Law & Crime Network: Jonathan Ross Harris Trial
December 15, 2020
On the Law & Crime Network, host Bob Bianchi covers the latest happenings in the Jonathan Ross Harris trial. Harris was convicted of murdering his 22-month-old son in a hot car death. However, his defense team is appealing based on evidence that was admitted at trial that they argue was prejudicial and does not fall within the scope of normal rules of evidence procedure.
Throughout this video, we see coverage of motions being argued over whether rules of evidence were properly administered in this trial. The hearings are happening via zoom where the defendant, a court reporter, the judge, witnesses, and counsel can be seen and heard.
The evidence rule that is being particularly scrutinized is evidence Rule 404 which is stated as follows:
(a) Character Evidence. (1) Prohibited Uses. Evidence of a person’s character or character trait is not admissible to prove that on a particular occasion the person acted in accordance with the character or trait.
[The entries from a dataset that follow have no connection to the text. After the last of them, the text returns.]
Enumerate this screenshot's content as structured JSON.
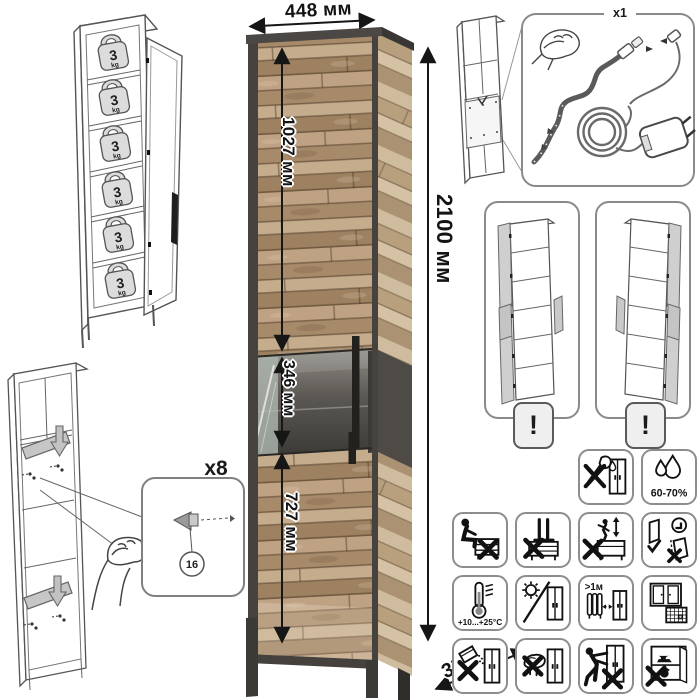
{
  "dims": {
    "width": "448 мм",
    "upper": "1027 мм",
    "middle": "346 мм",
    "lower": "727 мм",
    "height": "2100 мм",
    "depth": "370 мм"
  },
  "load": {
    "value": "3",
    "unit": "kg",
    "shelves": 6
  },
  "assembly": {
    "qty": "x8",
    "part": "16"
  },
  "led": {
    "qty": "x1"
  },
  "options": {
    "warning": "!"
  },
  "care": {
    "humidity": "60-70%",
    "temperature": "+10...+25°C",
    "distance": ">1м",
    "calendar_day": "21"
  },
  "care_icons": [
    "no-sharp-tools",
    "humidity-60-70",
    "no-sitting",
    "no-standing-on-top",
    "no-climbing",
    "door-adjustment",
    "temperature-range",
    "no-direct-sunlight",
    "keep-1m-from-heater",
    "ventilate-room",
    "no-abrasive-cleaners",
    "no-wet-cloth",
    "no-dragging-loaded",
    "no-heavy-objects"
  ],
  "colors": {
    "wood": "#b2977a",
    "frame": "#46433f",
    "glass_back": "#4e4b47",
    "line": "#161616",
    "panel_border": "#8a8a8a"
  }
}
Bob Bianchi follows up coverage of the motion hearing with his analysis of this evidence rule as it applies to the Harris trial. He explains that while the government is arguing that an exception to the evidence rule applies because character evidence, in this case, shows that Harris wished to be child-free, Bianchi argues that the abundance of character evidence allowed in court not only missed the mark on linking a motive but was also completely irrelevant to understanding the facts of the case.
Guest analysts Gabriella Gonzalez and Mike Koribanics join Bianchi in his analysis of this evidence rule. Koribanics details the prejudicial value versus the probative value of evidence. Rules of evidence exist to maintain the true value of evidence allowed in court and allowed to be heard by the jury. Evidence that someone is simply a bad person can easily poison a jury into a conviction that lacks compelling evidence.
Gonzalez also makes a point that a lot of the evidence promised by the prosecution never came to fruition. Not only this, but much of the evidence is circumstantial and could work against the prosecution in appeals court. Overall, the consensus from the panel is that Harris did not receive a fair trial and that the government did not sufficiently prove their case with admissible evidence.